Through writing this blog I recently made a friend all the way over in Jakarta, Indonesia. Ben Whitaker is a U.S. expat and reader who is running a company focused on selling high-end IT services to the mining industry.
Here's what Ben wrote to me:
One topic I'm concerned about is my current strategy of doing analysis and recommendations as a proposal, then seeing that 4-page document get sent out the door by the prospective client as more or less an RFP to my competition.OK, how many of us have had to deal with the problem of free consulting that Ben's describing? Judging from the comments I get from my reader base... it looks like just about everybody.
Have you written a piece about that? Or transitioning from selling implementations to selling analysis and recommendations only?
In the world of selling expertise, you must show your expertise first in order to prove that someone should pay you for it.
Ben is describing a really thorny, but frequent challenge. Here are my basic thoughts:
1) Create a custom, self-branded assessment process. For example, we built one for a client in the advertising industry services business called, "The 6 Facets of Brand Exposure." Under each of the facets were 3-5 best practice clusters, which covered about 25 categories of evaluation. This process produces a final report that evaluates the company's brand exposure process, (substitute your area of expertise) by category and ranks the company in top quartile, bottom quartile or the other two quartiles of performance against their competitors. Based upon the wealth of my client's experience, he set the standards of what the quartiles are, what they mean, what is considered best practice for the industry. It's somewhat arbitrary, but these rankings typically go unchallenged.
2) The assessment is valuable and therefore carries a fee. We develop the evaluation and offer three types of recommendations:
- Strategies that the company receiving the report can implement themselves without assistance.
- Strategies that will require an outside technology or resource to implement, but not one provided by my client.
- Strategies requiring the hiring of my client to implement.
3) The assessment tool usually requires a broad base of interviews, observations, and data transfer. This gives my client access to people, opinions, and relationship-building time, all of which increase the potential of getting hired for implementation later.
I always insist that the assessment come with a fee proposition. As my client explains to his/her clients, "If you don't pay for the ideas, you won't value them or implement the ones that you can implement yourselves."

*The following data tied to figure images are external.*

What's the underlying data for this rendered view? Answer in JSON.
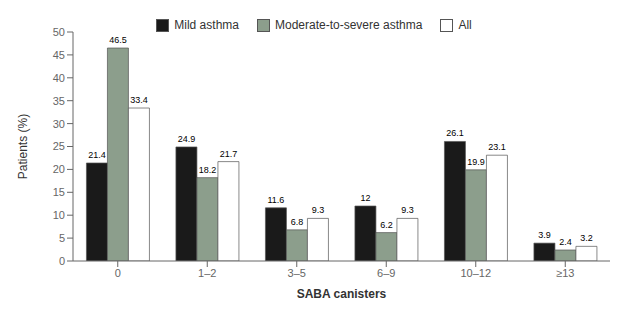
{
  "chart_data": {
    "type": "bar",
    "categories": [
      "0",
      "1–2",
      "3–5",
      "6–9",
      "10–12",
      "≥13"
    ],
    "series": [
      {
        "name": "Mild asthma",
        "color": "#1a1a1a",
        "values": [
          21.4,
          24.9,
          11.6,
          12,
          26.1,
          3.9
        ]
      },
      {
        "name": "Moderate-to-severe asthma",
        "color": "#8c9e8c",
        "values": [
          46.5,
          18.2,
          6.8,
          6.2,
          19.9,
          2.4
        ]
      },
      {
        "name": "All",
        "color": "#ffffff",
        "values": [
          33.4,
          21.7,
          9.3,
          9.3,
          23.1,
          3.2
        ]
      }
    ],
    "xlabel": "SABA canisters",
    "ylabel": "Patients (%)",
    "ylim": [
      0,
      50
    ],
    "yticks": [
      0,
      5,
      10,
      15,
      20,
      25,
      30,
      35,
      40,
      45,
      50
    ],
    "grid": false,
    "legend": "top",
    "data_labels": true
  }
}
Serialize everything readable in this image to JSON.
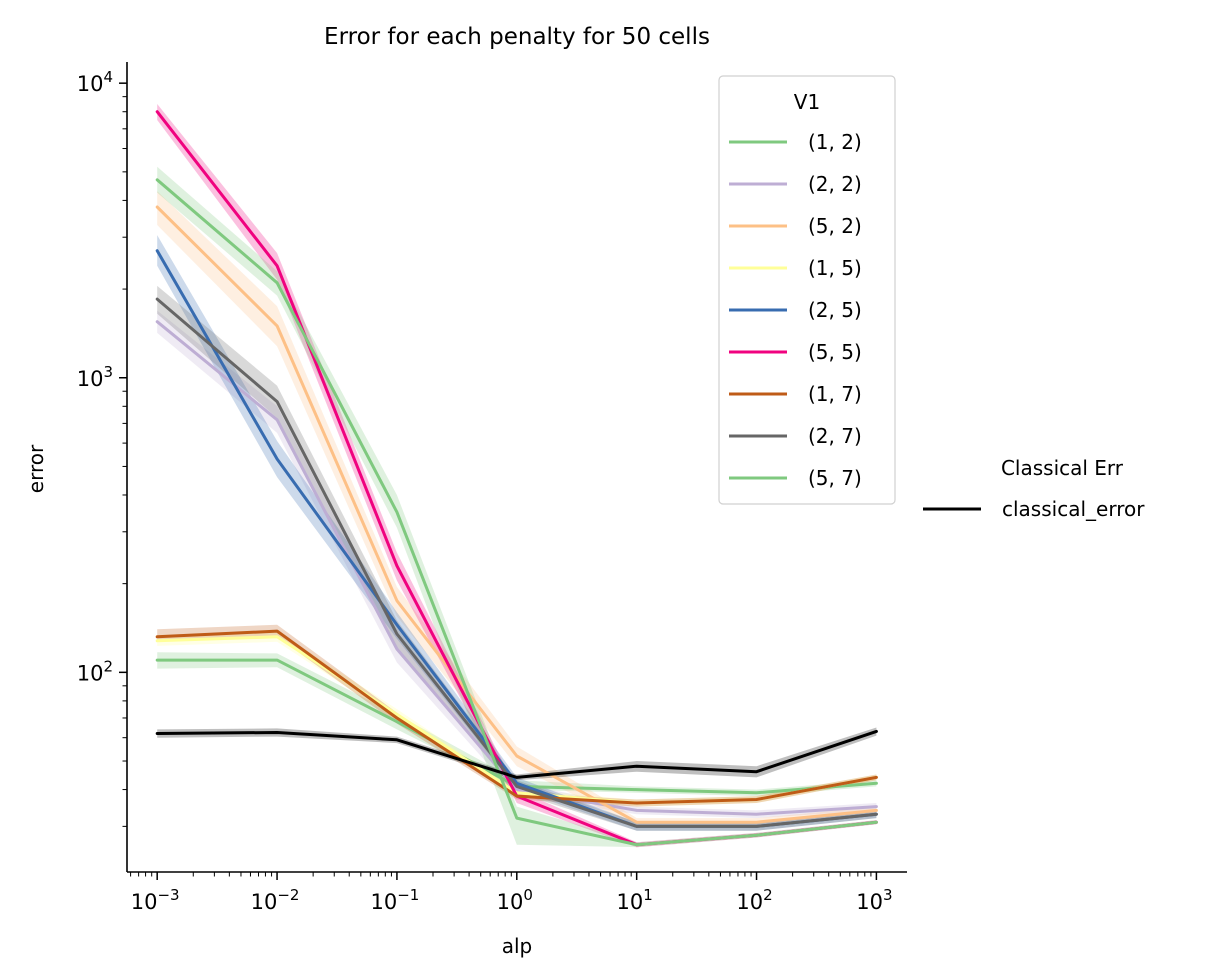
{
  "chart_data": {
    "type": "line",
    "title": "Error for each penalty for 50 cells",
    "xlabel": "alp",
    "ylabel": "error",
    "xscale": "log",
    "yscale": "log",
    "xlim": [
      0.00056,
      1800
    ],
    "ylim": [
      21,
      11800
    ],
    "grid": false,
    "x": [
      0.001,
      0.01,
      0.1,
      1,
      10,
      100,
      1000
    ],
    "x_ticks": [
      {
        "base": "10",
        "exp": "−3"
      },
      {
        "base": "10",
        "exp": "−2"
      },
      {
        "base": "10",
        "exp": "−1"
      },
      {
        "base": "10",
        "exp": "0"
      },
      {
        "base": "10",
        "exp": "1"
      },
      {
        "base": "10",
        "exp": "2"
      },
      {
        "base": "10",
        "exp": "3"
      }
    ],
    "y_ticks": [
      {
        "value": 100,
        "base": "10",
        "exp": "2"
      },
      {
        "value": 1000,
        "base": "10",
        "exp": "3"
      },
      {
        "value": 10000,
        "base": "10",
        "exp": "4"
      }
    ],
    "legend_v1": {
      "title": "V1",
      "placement": "upper-right-inside",
      "series": [
        {
          "name": "(1, 2)",
          "color": "#7fc97f",
          "values": [
            110,
            110,
            68,
            41,
            40,
            39,
            42
          ],
          "lower": [
            103,
            104,
            64,
            40,
            39,
            38,
            41
          ],
          "upper": [
            117,
            116,
            72,
            43,
            41,
            40,
            43
          ]
        },
        {
          "name": "(2, 2)",
          "color": "#beaed4",
          "values": [
            1550,
            720,
            120,
            40,
            34,
            33,
            35
          ],
          "lower": [
            1420,
            650,
            108,
            38,
            33,
            32,
            34
          ],
          "upper": [
            1690,
            800,
            132,
            42,
            35,
            34,
            36
          ]
        },
        {
          "name": "(5, 2)",
          "color": "#fdc086",
          "values": [
            3800,
            1500,
            175,
            52,
            31,
            31,
            34
          ],
          "lower": [
            3300,
            1280,
            155,
            48,
            30,
            30,
            33
          ],
          "upper": [
            4300,
            1750,
            195,
            56,
            32,
            32,
            35
          ]
        },
        {
          "name": "(1, 5)",
          "color": "#ffff99",
          "values": [
            128,
            132,
            72,
            39,
            36,
            37,
            44
          ],
          "lower": [
            123,
            127,
            69,
            38,
            35,
            36,
            43
          ],
          "upper": [
            134,
            138,
            75,
            40,
            37,
            38,
            45
          ]
        },
        {
          "name": "(2, 5)",
          "color": "#386cb0",
          "values": [
            2700,
            530,
            145,
            42,
            30,
            30,
            33
          ],
          "lower": [
            2400,
            460,
            130,
            40,
            29,
            29,
            32
          ],
          "upper": [
            3050,
            610,
            160,
            44,
            31,
            31,
            34
          ]
        },
        {
          "name": "(5, 5)",
          "color": "#f0027f",
          "values": [
            8000,
            2400,
            230,
            38,
            26,
            28,
            31
          ],
          "lower": [
            7500,
            2150,
            205,
            36,
            25.5,
            27.5,
            30.5
          ],
          "upper": [
            8500,
            2650,
            255,
            40,
            26.5,
            28.5,
            31.5
          ]
        },
        {
          "name": "(1, 7)",
          "color": "#bf5b17",
          "values": [
            132,
            138,
            70,
            38,
            36,
            37,
            44
          ],
          "lower": [
            127,
            132,
            67,
            37,
            35,
            36,
            43
          ],
          "upper": [
            140,
            145,
            73,
            39,
            37,
            38,
            45
          ]
        },
        {
          "name": "(2, 7)",
          "color": "#666666",
          "values": [
            1850,
            830,
            135,
            41,
            30,
            30,
            33
          ],
          "lower": [
            1650,
            730,
            120,
            39,
            29,
            29,
            32
          ],
          "upper": [
            2050,
            940,
            150,
            43,
            31,
            31,
            34
          ]
        },
        {
          "name": "(5, 7)",
          "color": "#7fc97f",
          "values": [
            4700,
            2100,
            350,
            32,
            26,
            28,
            31
          ],
          "lower": [
            4250,
            1900,
            310,
            26,
            25.5,
            27.5,
            30.5
          ],
          "upper": [
            5200,
            2300,
            400,
            35,
            26.5,
            28.5,
            31.5
          ]
        }
      ]
    },
    "legend_classical": {
      "title": "Classical Err",
      "placement": "right-outside",
      "series": [
        {
          "name": "classical_error",
          "color": "#000000",
          "values": [
            62,
            62.5,
            59,
            44,
            48,
            46,
            63
          ],
          "lower": [
            60,
            60.5,
            57.5,
            43,
            46,
            44,
            61
          ],
          "upper": [
            64,
            64.5,
            60.5,
            45,
            50,
            48,
            65
          ]
        }
      ]
    }
  }
}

One of the real tragedies of consulting is that your clients hire you for your wisdom, but they pay you for your transaction. For this reason, even if you are in the wisdom business of providing your assessments and ideas, the real money is in the implementation. That does not mean, however, that you shouldn't be paid for both.
In my subsequent exchanges with Ben we mapped out some additional guidelines for delivering this. They include:
- Give your prospect a sneak peek of copy of a finished assessment from a non-competitive engagement, but never leave it.
- Give the prospect a sneak peak of the information capture tools, (questionnaires, punch lists, assessment tools), but never leave them.
- Leave a copy of the assessment requirements with them. This includes a list of the people you will need to meet, the materials to which you will require access, the basic schedule for the assessment process.
- Establish the date of delivery of the assessment, (in person, by presentation with supporting documentation).
- Never send completed documents of the assessment without the ability to provide an executive summary face-to-face in a presentation format.